NEW YORK (Reuters) - Just as Russia has its vodka, Mexico its tequila and Scotland its Scotch, China has its own distilled spirit, baijiu.
Baijiu is the world’s biggest-selling spirit category and represents a $23 billion market, according to research reports by McKinsey & Co and UBS.
But baijiu producers are seeking new markets in the United States and Europe as sales fall at home after a crackdown on wasteful spending in China.
The Chinese white spirit distilled from sorghum, wheat or rice, alone accounts for more than one third of all the spirits consumed in the world because China is the leading spirits-consuming nation, according to International Wine and Spirits Research.
Baijiu Moutai is China’s official drink. It is served at state diners and often used as a luxury gift. Produced by Kweichow Moutai Co Ltd, this baijiu can trace its history to the first century BC and was served to U.S. President Richard Nixon on his 1972 visit to China.
But China’s president Xi Jinping banned red-carpet receptions and boozy military banquets last year in an anti-corruption campaign. As a result, sales are down.
The brand was worth nearly $2.4 billion, surpassed only by Johnnie Walker Scotch, according to consulting firm Brand Finance. A 375 ml bottle sells for $160.
Baijiu “represents respect. It represents tradition. It represents wealth, “ explained Yuan Liu, a top executive at U.S. baijiu importer CNS Four Seasons Trading. He, and Manny Burnichon of Private Cask Imports, have embarked on expanding the U.S. market for the clear spirit drink beyond the nation’s Chinatowns.

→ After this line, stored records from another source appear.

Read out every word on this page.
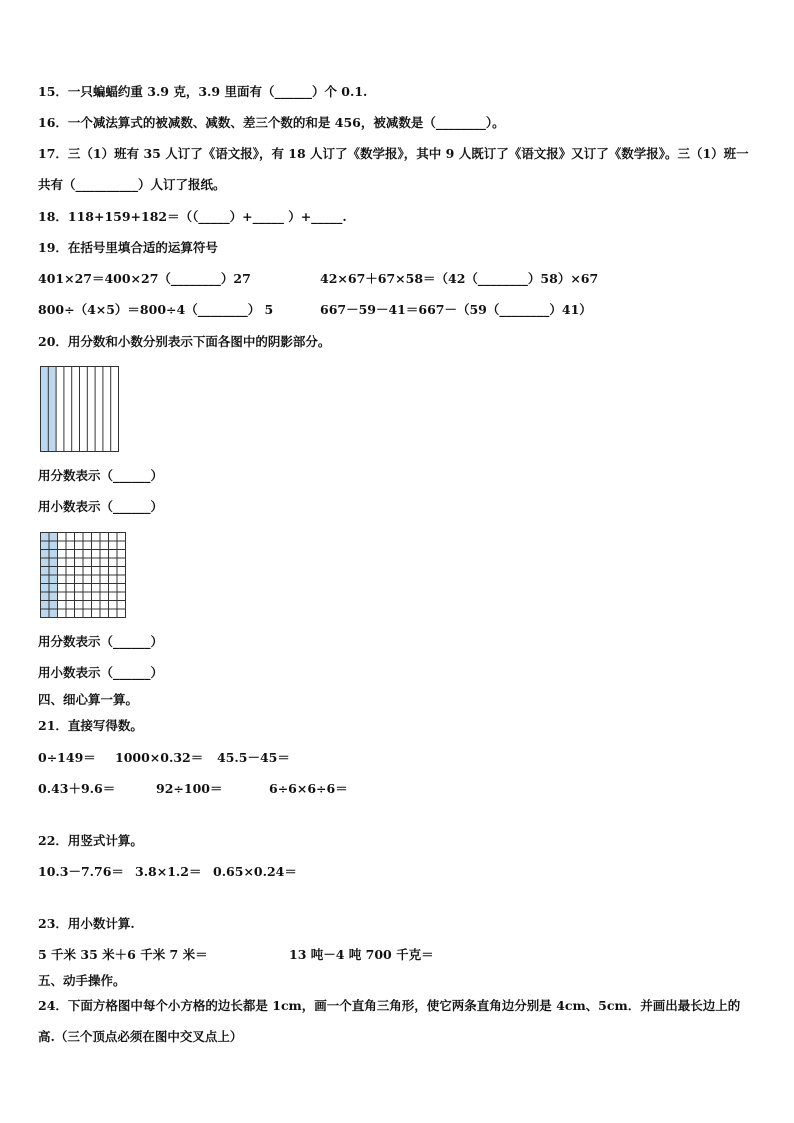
15．一只蝙蝠约重 3.9 克，3.9 里面有（______）个 0.1.
16．一个减法算式的被减数、减数、差三个数的和是 456，被减数是（________）。
17．三（1）班有 35 人订了《语文报》，有 18 人订了《数学报》，其中 9 人既订了《语文报》又订了《数学报》。三（1）班一共有（__________）人订了报纸。
18．118+159+182＝（（_____）+_____ ）+_____.
19．在括号里填合适的运算符号
401×27＝400×27（________）27	42×67＋67×58＝（42（________）58）×67
800÷（4×5）＝800÷4（________） 5	667－59－41＝667－（59（________）41）
20．用分数和小数分别表示下面各图中的阴影部分。
用分数表示（______）
用小数表示（______）
用分数表示（______）
用小数表示（______）
四、细心算一算。
21．直接写得数。
0÷149＝ 1000×0.32＝ 45.5－45＝
0.43＋9.6＝	92÷100＝	6÷6×6÷6＝
22．用竖式计算。
10.3－7.76＝ 3.8×1.2＝ 0.65×0.24＝
23．用小数计算.
5 千米 35 米＋6 千米 7 米＝	13 吨－4 吨 700 千克＝
五、动手操作。
24．下面方格图中每个小方格的边长都是 1cm，画一个直角三角形，使它两条直角边分别是 4cm、5cm．并画出最长边上的高.（三个顶点必须在图中交叉点上）
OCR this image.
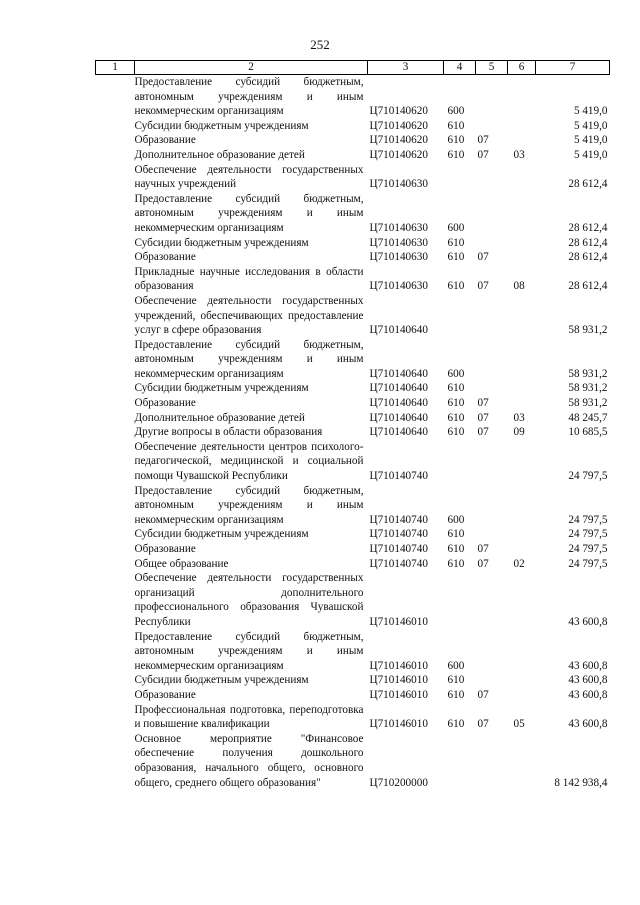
252
1	2	3	4	5	6	7
	Предоставление субсидий бюджетным, автономным учреждениям и иным некоммерческим организациям	Ц710140620	600			5 419,0
	Субсидии бюджетным учреждениям	Ц710140620	610			5 419,0
	Образование	Ц710140620	610	07		5 419,0
	Дополнительное образование детей	Ц710140620	610	07	03	5 419,0
	Обеспечение деятельности государственных научных учреждений	Ц710140630				28 612,4
	Предоставление субсидий бюджетным, автономным учреждениям и иным некоммерческим организациям	Ц710140630	600			28 612,4
	Субсидии бюджетным учреждениям	Ц710140630	610			28 612,4
	Образование	Ц710140630	610	07		28 612,4
	Прикладные научные исследования в области образования	Ц710140630	610	07	08	28 612,4
	Обеспечение деятельности государственных учреждений, обеспечивающих предоставление услуг в сфере образования	Ц710140640				58 931,2
	Предоставление субсидий бюджетным, автономным учреждениям и иным некоммерческим организациям	Ц710140640	600			58 931,2
	Субсидии бюджетным учреждениям	Ц710140640	610			58 931,2
	Образование	Ц710140640	610	07		58 931,2
	Дополнительное образование детей	Ц710140640	610	07	03	48 245,7
	Другие вопросы в области образования	Ц710140640	610	07	09	10 685,5
	Обеспечение деятельности центров психолого-педагогической, медицинской и социальной помощи Чувашской Республики	Ц710140740				24 797,5
	Предоставление субсидий бюджетным, автономным учреждениям и иным некоммерческим организациям	Ц710140740	600			24 797,5
	Субсидии бюджетным учреждениям	Ц710140740	610			24 797,5
	Образование	Ц710140740	610	07		24 797,5
	Общее образование	Ц710140740	610	07	02	24 797,5
	Обеспечение деятельности государственных организаций дополнительного профессионального образования Чувашской Республики	Ц710146010				43 600,8
	Предоставление субсидий бюджетным, автономным учреждениям и иным некоммерческим организациям	Ц710146010	600			43 600,8
	Субсидии бюджетным учреждениям	Ц710146010	610			43 600,8
	Образование	Ц710146010	610	07		43 600,8
	Профессиональная подготовка, переподготовка и повышение квалификации	Ц710146010	610	07	05	43 600,8
	Основное мероприятие "Финансовое обеспечение получения дошкольного образования, начального общего, основного общего, среднего общего образования"	Ц710200000				8 142 938,4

Producers are trying to convince Westerners that baijiu is in the same category as whiskies and bourbons. It is certainly punching above its weight as far as alcohol is concerned. Most brown spirits top out at about 43 or 45 percent but baijius can range as high as 60 percent by volume with many of the premium bottles hovering in the low 50s.
Western palates may need some training to appreciate baijiu. Michael Pareles, manager at the U.S. Meat Export Federation in Beijing, initially thought it tasted like “paint-thinner,” he told Reuters in an interview last year.
But he added he eventually grew to like it.
“I believe that baijiu will eventually find a home outside of China, but it will need to be tweaked to meet the needs of the local market,” says Derek Sandhaus, author of “Baijiu, The Essential Gide to Chinese Spirits”.
“What needs to change is less the drink itself than how it is presented,” says Sandhaus, a native of Kansas who began drinking baijiu while working in China.
“In China, baijiu is served neat at room temperature, and almost exclusively with meals. In America and Europe, it is more common to take high-proof liquor in a mixed drink.”